Ingredients for the dressing:

  • 1 1/2 cups sour cream
  • 3/4 cup mayonnaise
  • 1 1-oz. packet ranch dressing mix
  • 2 chipotle peppers in adobo, seeded
  • 1 tsp lime zest
  • 1 tbsp lime juice
  • 1/2 tsp ground cumin

Directions:

  1. For the cornbread salad: Heat the oven to 375 F.
  2. In a large bowl, whisk together the cornbread mix and 1 cup of cheddar cheese.
  3. In a medium bowl, whisk together the buttermilk, eggs, melted butter and jalapeños. Pour the buttermilk mixture into the cornbread mix and whisk until well combined.
  4. Spray a 9-inch square baking pan with cooking spray. Pour the cornbread mixture into the prepared pan. Bake until golden brown, 25 to 30 minutes.
  5. Allow to cool completely before cutting into 1 1/2-inch cubes.
  6. Line a baking sheet with foil.
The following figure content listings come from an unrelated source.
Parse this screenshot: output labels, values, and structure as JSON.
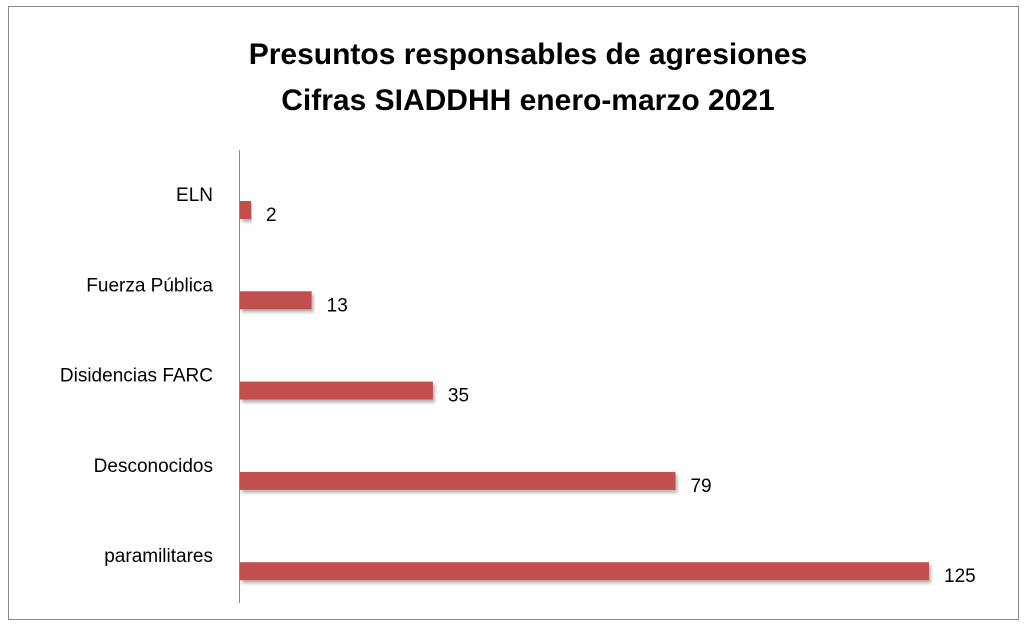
{
  "chart_data": {
    "type": "bar",
    "orientation": "horizontal",
    "title": [
      "Presuntos responsables de agresiones",
      "Cifras SIADDHH enero-marzo 2021"
    ],
    "categories": [
      "ELN",
      "Fuerza Pública",
      "Disidencias FARC",
      "Desconocidos",
      "paramilitares"
    ],
    "values": [
      2,
      13,
      35,
      79,
      125
    ],
    "color": "#c0504d"
  }
}
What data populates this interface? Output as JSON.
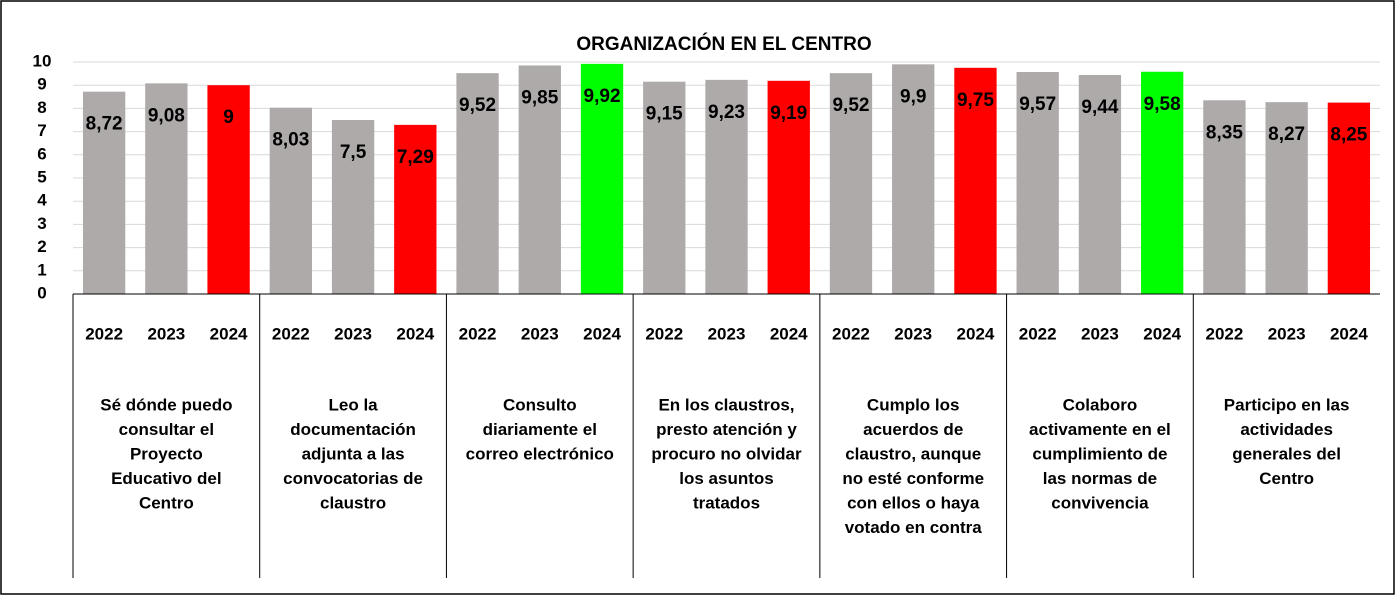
{
  "chart_data": {
    "type": "grouped_bar",
    "title": "ORGANIZACIÓN  EN EL CENTRO",
    "ylim": [
      0,
      10
    ],
    "yticks": [
      0,
      1,
      2,
      3,
      4,
      5,
      6,
      7,
      8,
      9,
      10
    ],
    "grid": true,
    "groups": [
      {
        "label": [
          "Sé dónde puedo",
          "consultar el",
          "Proyecto",
          "Educativo del",
          "Centro"
        ],
        "categories": [
          "2022",
          "2023",
          "2024"
        ],
        "values": [
          8.72,
          9.08,
          9
        ],
        "value_labels": [
          "8,72",
          "9,08",
          "9"
        ],
        "colors": [
          "#aeaaaa",
          "#aeaaaa",
          "#ff0000"
        ]
      },
      {
        "label": [
          "Leo la",
          "documentación",
          "adjunta a las",
          "convocatorias de",
          "claustro"
        ],
        "categories": [
          "2022",
          "2023",
          "2024"
        ],
        "values": [
          8.03,
          7.5,
          7.29
        ],
        "value_labels": [
          "8,03",
          "7,5",
          "7,29"
        ],
        "colors": [
          "#aeaaaa",
          "#aeaaaa",
          "#ff0000"
        ]
      },
      {
        "label": [
          "Consulto",
          "diariamente el",
          "correo electrónico"
        ],
        "categories": [
          "2022",
          "2023",
          "2024"
        ],
        "values": [
          9.52,
          9.85,
          9.92
        ],
        "value_labels": [
          "9,52",
          "9,85",
          "9,92"
        ],
        "colors": [
          "#aeaaaa",
          "#aeaaaa",
          "#00ff00"
        ]
      },
      {
        "label": [
          "En los claustros,",
          "presto atención y",
          "procuro no olvidar",
          "los asuntos",
          "tratados"
        ],
        "categories": [
          "2022",
          "2023",
          "2024"
        ],
        "values": [
          9.15,
          9.23,
          9.19
        ],
        "value_labels": [
          "9,15",
          "9,23",
          "9,19"
        ],
        "colors": [
          "#aeaaaa",
          "#aeaaaa",
          "#ff0000"
        ]
      },
      {
        "label": [
          "Cumplo los",
          "acuerdos de",
          "claustro, aunque",
          "no esté conforme",
          "con ellos o haya",
          "votado en contra"
        ],
        "categories": [
          "2022",
          "2023",
          "2024"
        ],
        "values": [
          9.52,
          9.9,
          9.75
        ],
        "value_labels": [
          "9,52",
          "9,9",
          "9,75"
        ],
        "colors": [
          "#aeaaaa",
          "#aeaaaa",
          "#ff0000"
        ]
      },
      {
        "label": [
          "Colaboro",
          "activamente en el",
          "cumplimiento de",
          "las normas de",
          "convivencia"
        ],
        "categories": [
          "2022",
          "2023",
          "2024"
        ],
        "values": [
          9.57,
          9.44,
          9.58
        ],
        "value_labels": [
          "9,57",
          "9,44",
          "9,58"
        ],
        "colors": [
          "#aeaaaa",
          "#aeaaaa",
          "#00ff00"
        ]
      },
      {
        "label": [
          "Participo en las",
          "actividades",
          "generales del",
          "Centro"
        ],
        "categories": [
          "2022",
          "2023",
          "2024"
        ],
        "values": [
          8.35,
          8.27,
          8.25
        ],
        "value_labels": [
          "8,35",
          "8,27",
          "8,25"
        ],
        "colors": [
          "#aeaaaa",
          "#aeaaaa",
          "#ff0000"
        ]
      }
    ]
  }
}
Place the bacon on the prepared baking sheet. Bake until golden and crisp, 15 to 20 minutes, flipping halfway through. Allow to cool completely before crumbling.
  7. For the dressing: In a blender, combine the sour cream, mayonnaise, ranch dressing mix, chipotle peppers, lime zest, lime juice and cumin. Blend until smooth. Remove the dressing to an airtight container and refrigerate for 30 minutes to thicken.
  8. Drain and rinse the pinto beans. In a small bowl, combine the tomato, bell pepper and green onion.
  9. In a 3 ½-quart trifle dish, add half of the cubed cornbread. Layer in half of the pinto beans, 1 cup of cheddar cheese, half of the bacon, half of the corn, half of the tomato mixture and ⅔ of the dressing. Repeat the layers one more time, beginning with the cornbread and ending with the remaining dressing.
  10. Chill for 2 to 4 hours. Serve cold with more sliced green onions.